Yes, evolution is a theory. Yes, there are blank spots, weaknesses, holes in it. However overall it's a useful tool to explain and delimit our surroundings.

I still remember spelunking, over 60 years ago, in Florida caves and finding, with delight, blind insects and blind fish.

I remember then, at University of Florida, in Gainesville, seeing blind cave fish in a professor's aquarium and learning that, in two or three generations, in a normal, not perpetually dark, environment, they regain their sight. That's 2 or 3 generations later, not the first generation born in a normal environment.

This seemed, to me, more like Lysenkoism than Darwin’s evolution. The explanation the professor gave was gene potential, however I still have a hard time wrapping my head around the concept that said gene potential needed at least a couple of generations to be triggered.

Another curious, in my opinion, evolutionary fact is shoulder blades. We all have them, humans, dogs, birds, alligators. It's quite logical we have them, descended from monkeys, shoulder blades are great for hanging and swinging around on tree limbs.

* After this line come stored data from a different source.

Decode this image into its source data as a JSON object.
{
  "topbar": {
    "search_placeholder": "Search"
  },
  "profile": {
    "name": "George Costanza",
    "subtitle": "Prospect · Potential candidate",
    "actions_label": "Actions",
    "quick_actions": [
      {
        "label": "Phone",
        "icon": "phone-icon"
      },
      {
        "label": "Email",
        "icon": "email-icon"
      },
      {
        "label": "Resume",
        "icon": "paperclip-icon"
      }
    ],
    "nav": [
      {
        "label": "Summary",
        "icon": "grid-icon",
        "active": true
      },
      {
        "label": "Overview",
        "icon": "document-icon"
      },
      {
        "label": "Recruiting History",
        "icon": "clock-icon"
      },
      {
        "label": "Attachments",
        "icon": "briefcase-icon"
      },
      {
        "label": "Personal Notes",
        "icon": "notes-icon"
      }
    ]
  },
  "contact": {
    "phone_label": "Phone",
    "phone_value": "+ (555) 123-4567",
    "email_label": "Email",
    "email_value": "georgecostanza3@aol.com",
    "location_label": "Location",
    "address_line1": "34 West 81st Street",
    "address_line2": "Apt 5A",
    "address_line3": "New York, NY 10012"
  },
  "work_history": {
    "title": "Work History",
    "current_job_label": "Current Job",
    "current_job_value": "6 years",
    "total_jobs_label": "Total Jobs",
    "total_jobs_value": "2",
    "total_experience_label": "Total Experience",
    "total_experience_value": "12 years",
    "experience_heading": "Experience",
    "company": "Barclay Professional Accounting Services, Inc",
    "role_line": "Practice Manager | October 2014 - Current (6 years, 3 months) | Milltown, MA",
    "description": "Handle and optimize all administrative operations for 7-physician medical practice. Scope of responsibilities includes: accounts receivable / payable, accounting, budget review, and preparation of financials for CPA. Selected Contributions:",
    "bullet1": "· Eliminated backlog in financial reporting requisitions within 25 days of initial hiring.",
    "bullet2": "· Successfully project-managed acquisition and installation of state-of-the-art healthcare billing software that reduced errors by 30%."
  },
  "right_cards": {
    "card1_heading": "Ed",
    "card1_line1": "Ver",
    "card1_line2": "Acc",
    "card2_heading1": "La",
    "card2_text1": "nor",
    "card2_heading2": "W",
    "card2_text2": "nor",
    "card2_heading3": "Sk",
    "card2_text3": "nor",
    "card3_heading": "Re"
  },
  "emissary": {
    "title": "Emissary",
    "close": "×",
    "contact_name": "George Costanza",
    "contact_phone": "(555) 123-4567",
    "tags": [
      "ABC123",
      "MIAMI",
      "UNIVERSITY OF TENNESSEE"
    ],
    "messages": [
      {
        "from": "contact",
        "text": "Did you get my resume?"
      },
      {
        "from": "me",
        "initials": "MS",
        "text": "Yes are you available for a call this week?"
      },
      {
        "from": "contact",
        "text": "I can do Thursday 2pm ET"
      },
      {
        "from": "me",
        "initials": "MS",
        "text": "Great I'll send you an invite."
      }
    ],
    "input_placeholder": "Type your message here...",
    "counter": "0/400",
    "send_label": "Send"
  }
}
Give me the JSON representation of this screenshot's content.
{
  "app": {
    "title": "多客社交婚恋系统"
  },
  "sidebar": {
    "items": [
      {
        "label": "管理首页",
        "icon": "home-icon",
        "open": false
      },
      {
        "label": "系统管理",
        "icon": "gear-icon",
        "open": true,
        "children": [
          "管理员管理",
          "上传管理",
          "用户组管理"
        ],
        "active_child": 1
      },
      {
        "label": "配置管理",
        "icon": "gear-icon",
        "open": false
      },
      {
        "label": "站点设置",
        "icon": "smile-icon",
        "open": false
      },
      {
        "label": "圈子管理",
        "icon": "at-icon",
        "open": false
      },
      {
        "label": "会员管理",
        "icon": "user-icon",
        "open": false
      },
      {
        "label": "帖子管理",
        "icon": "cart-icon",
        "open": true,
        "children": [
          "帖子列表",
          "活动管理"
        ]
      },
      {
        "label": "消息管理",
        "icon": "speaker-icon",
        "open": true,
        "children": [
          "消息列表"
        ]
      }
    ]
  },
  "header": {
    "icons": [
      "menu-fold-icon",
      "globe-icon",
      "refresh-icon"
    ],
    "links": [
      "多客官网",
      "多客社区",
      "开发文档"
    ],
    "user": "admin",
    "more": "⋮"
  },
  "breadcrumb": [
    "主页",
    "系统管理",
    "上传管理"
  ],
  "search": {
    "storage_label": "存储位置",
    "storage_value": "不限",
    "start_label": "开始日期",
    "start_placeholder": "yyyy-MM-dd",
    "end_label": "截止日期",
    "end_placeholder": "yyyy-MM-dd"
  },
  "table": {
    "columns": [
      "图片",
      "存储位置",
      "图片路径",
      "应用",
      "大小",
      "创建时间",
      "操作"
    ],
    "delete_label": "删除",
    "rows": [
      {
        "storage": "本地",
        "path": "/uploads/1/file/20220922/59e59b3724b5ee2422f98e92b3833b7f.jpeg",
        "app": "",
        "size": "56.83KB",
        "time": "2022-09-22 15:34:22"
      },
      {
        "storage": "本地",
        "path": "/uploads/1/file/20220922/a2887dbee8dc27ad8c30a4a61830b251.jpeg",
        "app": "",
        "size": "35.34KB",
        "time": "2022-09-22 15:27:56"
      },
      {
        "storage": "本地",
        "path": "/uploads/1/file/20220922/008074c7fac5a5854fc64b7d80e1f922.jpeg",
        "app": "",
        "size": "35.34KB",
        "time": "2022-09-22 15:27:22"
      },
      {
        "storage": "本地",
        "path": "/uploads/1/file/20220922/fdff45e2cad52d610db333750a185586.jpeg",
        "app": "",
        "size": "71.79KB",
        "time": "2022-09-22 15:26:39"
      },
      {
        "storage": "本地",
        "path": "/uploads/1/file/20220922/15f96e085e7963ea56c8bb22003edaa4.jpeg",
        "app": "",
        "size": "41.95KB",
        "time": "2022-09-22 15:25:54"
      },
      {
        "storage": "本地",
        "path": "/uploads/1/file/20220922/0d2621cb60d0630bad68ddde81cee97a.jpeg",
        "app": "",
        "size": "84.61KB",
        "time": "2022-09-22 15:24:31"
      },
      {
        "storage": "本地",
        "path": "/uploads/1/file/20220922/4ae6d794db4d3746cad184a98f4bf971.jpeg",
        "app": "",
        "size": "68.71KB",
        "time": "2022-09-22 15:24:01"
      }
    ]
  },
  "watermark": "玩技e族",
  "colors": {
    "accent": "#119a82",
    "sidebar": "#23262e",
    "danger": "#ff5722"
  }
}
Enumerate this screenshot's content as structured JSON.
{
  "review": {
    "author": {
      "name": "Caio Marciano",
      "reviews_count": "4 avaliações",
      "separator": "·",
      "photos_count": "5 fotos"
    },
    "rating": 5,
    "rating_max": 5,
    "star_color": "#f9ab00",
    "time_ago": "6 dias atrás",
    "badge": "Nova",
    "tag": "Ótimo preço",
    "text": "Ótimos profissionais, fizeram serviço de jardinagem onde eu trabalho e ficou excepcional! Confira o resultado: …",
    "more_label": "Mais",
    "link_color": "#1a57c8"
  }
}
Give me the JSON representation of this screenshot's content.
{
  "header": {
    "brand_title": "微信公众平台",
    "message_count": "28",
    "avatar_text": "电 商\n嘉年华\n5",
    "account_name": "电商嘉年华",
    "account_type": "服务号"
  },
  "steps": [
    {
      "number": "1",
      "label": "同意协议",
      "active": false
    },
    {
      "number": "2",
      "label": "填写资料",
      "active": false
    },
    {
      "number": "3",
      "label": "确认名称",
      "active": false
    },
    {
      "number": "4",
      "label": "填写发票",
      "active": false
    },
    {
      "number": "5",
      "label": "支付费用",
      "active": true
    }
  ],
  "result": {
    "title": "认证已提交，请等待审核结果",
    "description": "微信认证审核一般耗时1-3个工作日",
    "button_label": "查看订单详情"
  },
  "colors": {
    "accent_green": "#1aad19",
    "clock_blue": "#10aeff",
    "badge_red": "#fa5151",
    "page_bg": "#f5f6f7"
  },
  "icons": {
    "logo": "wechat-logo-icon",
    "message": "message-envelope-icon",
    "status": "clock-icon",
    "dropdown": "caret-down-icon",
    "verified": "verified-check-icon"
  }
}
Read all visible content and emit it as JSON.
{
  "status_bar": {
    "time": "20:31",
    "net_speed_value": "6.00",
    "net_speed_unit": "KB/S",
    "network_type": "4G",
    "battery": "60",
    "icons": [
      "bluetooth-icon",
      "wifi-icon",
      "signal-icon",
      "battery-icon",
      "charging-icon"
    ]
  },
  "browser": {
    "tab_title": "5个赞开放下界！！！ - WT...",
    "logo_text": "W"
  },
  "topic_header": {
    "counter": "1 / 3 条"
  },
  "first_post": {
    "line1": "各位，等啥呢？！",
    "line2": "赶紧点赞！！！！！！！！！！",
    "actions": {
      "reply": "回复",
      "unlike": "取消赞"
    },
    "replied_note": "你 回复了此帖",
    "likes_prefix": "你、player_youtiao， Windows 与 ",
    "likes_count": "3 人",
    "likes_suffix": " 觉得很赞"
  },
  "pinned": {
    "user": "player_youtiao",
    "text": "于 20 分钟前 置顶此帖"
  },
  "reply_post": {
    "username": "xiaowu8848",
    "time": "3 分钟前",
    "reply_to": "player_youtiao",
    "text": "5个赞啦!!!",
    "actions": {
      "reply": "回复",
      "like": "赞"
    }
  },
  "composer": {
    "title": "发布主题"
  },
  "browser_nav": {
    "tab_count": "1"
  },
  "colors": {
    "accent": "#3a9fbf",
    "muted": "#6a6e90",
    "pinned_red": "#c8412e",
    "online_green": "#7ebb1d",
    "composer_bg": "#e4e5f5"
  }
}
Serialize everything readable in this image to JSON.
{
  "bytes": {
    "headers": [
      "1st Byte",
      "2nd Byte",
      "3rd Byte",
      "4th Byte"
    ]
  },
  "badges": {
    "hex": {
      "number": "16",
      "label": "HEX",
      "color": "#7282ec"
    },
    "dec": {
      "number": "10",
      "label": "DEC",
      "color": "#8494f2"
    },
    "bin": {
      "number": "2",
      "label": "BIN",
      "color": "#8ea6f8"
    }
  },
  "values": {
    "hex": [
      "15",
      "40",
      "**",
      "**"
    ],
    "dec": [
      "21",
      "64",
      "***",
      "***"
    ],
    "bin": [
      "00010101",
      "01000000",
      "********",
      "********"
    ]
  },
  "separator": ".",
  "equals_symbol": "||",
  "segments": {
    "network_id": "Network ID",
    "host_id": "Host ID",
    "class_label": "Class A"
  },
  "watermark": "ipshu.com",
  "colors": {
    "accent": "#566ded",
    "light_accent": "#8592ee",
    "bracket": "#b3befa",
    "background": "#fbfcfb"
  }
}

One could say shoulder blades. scapulae, are specifically designed for hanging from limbs. However for walking on the ground, a pelvic girdle sitting atop legs is a better design so why don't four legged walkers, if they came first, have two pelvises?

Now if one wanted negate at least the Cambrian Explosion confusion and push back the DNA enigma; I modestly suggest rather than evolution, perhaps we devolved from a higher life form. Instead of Ontogeny recapitulates phylogeny, Phylogeny recapitulates ontogeny.

OK, assuming there was no pre-Cambrian life, just a warm ocean soup full of nutrients, a bipedal space creature, descended from some arboreal limb swinger, crashes, dies and is dissolved in the ocean soup leaving hundreds of millions bipedal DNA patterns floating therein. As said ocean soup is not a suitable environment for a surface walking, air breathing light sword swinging, etc., the first trilobite on earth is born instead and within it's germ plasm is, potentially, Buck Rogers waiting to be born when the environment is right!

Why yes, devolution would explain a lot and, once you factor in DNA degradation due to radiation, sublimation and reiteration, it's quite understandable why we ended up with Bernie Sanders, Hillary and Occasional Cortex (& a few posters herein that I'm far too kind to mention by name, of course.), instead of Buck Rodgers.